AI/ML 2021- By now, most organizations have experimented with implementing a machine learning (ML) solution or playing with prototypes of artificial intelligence (AI) algorithms. While the use cases of AI/ML have been exponentially increasing, many organizations — including commercial, nonprofit and government agencies — have not factored AI/ML into their business strategy.
AI/ML applications bring about the convergence of analytics, data science and automation that accelerate successful digital transformations and fuel business outcomes. This has also led to indirect benefits like improving customer or citizen services and boosting top-line growth. According to McKinsey, “AI could potentially deliver an additional economic output of around $13 trillion by 2030, boosting global GDP by about 1.2% a year.”
Every organization is challenged to remain competitive in the market, increasing revenue and reducing operating costs. AI is the single most powerful tool that organizations are using to make informed decisions, drive new lines of revenue, attract new customers and optimize costs of business operations.
As you look forward to your organization’s goals for 2021, implementing AI/ML systems might be something to consider. They provide the following benefits not just for this year but in the future as well:
1. Increase organizational performance.
In the context of AI increasing organizational performance, a question to consider is, “How is AI automating a manual process or improving interdepartmental processes?” There are several use cases of AI-related technologies — such as ML, deep learning and natural language processing (NLP) — that could be used to produce reliable, relevant, dynamic and intelligent information that can help with decision making. One example is the use of NLP-based chatbots in customer service that can be used to answer most questions by a customer and, in case of a complex query, can seamlessly pass it on to a human representative. They also offer backend integrations with APIs with their case management or ERP systems.

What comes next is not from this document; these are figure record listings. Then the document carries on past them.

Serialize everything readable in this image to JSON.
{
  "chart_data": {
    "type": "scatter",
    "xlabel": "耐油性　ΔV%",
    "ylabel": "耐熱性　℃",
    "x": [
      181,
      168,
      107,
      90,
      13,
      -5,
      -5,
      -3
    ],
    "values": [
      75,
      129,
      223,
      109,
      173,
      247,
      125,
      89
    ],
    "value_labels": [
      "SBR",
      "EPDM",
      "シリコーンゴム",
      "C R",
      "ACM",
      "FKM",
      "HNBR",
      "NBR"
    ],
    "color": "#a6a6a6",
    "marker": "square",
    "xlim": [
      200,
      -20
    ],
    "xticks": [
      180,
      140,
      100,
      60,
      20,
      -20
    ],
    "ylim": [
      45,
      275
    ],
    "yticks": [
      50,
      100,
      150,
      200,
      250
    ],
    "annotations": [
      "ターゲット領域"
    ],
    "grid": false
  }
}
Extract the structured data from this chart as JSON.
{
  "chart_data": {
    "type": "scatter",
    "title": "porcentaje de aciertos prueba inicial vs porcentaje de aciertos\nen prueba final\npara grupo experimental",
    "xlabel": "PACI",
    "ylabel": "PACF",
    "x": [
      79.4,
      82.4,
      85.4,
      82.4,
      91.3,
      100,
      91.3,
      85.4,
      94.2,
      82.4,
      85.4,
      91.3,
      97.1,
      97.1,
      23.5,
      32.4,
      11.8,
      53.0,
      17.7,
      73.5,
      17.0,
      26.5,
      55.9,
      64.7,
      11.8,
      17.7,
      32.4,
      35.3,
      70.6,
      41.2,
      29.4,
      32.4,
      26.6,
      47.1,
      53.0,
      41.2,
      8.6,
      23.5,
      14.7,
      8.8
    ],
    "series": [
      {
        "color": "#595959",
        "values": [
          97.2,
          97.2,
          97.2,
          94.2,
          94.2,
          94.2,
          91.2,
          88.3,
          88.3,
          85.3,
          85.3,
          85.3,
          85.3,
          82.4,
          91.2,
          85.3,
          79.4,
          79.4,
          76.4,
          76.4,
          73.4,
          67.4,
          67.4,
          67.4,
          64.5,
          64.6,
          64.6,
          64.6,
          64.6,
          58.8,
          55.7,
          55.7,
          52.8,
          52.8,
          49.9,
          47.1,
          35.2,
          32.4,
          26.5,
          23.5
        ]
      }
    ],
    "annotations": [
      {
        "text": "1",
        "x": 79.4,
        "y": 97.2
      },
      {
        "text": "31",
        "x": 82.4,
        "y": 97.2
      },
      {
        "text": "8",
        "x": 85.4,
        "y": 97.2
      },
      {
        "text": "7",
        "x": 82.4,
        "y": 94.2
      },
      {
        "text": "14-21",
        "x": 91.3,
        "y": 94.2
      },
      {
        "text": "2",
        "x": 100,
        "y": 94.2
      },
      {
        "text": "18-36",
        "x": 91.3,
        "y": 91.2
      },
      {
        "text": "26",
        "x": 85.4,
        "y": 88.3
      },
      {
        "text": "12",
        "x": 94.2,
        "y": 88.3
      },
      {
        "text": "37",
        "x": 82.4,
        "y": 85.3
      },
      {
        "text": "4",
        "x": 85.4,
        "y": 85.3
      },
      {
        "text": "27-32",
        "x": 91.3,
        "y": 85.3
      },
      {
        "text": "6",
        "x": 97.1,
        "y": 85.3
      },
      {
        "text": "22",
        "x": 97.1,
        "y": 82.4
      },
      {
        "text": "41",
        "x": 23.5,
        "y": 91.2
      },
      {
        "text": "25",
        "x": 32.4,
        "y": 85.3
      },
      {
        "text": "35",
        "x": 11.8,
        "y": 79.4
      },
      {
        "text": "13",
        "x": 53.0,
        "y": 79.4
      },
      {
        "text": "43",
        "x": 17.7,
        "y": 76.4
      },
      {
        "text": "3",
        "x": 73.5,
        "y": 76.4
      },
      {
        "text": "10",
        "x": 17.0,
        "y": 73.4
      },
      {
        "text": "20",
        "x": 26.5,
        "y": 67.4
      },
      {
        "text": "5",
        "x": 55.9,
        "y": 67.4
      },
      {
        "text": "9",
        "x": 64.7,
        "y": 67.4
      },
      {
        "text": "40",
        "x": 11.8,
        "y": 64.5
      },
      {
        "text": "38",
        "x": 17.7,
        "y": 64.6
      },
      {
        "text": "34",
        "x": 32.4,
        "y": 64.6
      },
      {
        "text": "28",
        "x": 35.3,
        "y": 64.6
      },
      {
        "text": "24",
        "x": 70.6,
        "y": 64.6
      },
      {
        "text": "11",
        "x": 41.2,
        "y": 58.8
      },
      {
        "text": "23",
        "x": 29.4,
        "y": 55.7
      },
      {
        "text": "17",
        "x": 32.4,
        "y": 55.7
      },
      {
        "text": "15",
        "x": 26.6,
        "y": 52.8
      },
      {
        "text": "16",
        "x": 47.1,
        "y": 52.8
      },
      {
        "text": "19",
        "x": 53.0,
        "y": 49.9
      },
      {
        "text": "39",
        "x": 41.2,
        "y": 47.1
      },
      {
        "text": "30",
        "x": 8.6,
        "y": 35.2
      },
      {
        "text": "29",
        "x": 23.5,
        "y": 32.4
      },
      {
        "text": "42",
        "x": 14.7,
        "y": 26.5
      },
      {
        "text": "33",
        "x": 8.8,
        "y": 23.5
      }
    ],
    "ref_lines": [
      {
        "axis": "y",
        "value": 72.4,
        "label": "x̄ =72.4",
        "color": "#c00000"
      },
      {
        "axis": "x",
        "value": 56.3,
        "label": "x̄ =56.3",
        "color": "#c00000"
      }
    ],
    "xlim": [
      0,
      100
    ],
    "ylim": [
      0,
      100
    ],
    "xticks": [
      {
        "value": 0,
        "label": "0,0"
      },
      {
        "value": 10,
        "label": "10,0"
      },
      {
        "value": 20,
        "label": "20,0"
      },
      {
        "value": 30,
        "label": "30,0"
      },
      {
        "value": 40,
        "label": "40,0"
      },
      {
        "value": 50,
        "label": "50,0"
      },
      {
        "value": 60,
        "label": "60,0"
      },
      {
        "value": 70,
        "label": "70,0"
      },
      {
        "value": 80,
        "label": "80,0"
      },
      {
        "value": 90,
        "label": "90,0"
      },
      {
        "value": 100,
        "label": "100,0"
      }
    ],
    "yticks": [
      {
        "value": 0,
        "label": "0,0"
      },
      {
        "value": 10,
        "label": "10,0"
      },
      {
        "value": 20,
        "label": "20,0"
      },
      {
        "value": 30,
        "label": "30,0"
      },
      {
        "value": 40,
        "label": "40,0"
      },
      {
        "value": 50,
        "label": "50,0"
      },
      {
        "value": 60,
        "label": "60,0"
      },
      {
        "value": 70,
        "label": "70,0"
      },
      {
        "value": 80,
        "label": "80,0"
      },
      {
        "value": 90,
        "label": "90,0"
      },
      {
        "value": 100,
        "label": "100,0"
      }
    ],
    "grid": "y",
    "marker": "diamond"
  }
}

2. Reduce operational costs.
As companies work toward regaining their foothold in a post-pandemic world, one of the key focus areas would be to reduce operating costs. In general, the increased adoption of AI can be attributed to automating manual or statistics-driven tasks that save time on repetitive tasks and increases focus on high-value jobs. Use cases of machine learning that most commonly led to cost decreases are optimization of inventory or pricing, contact-center automation and claims processing.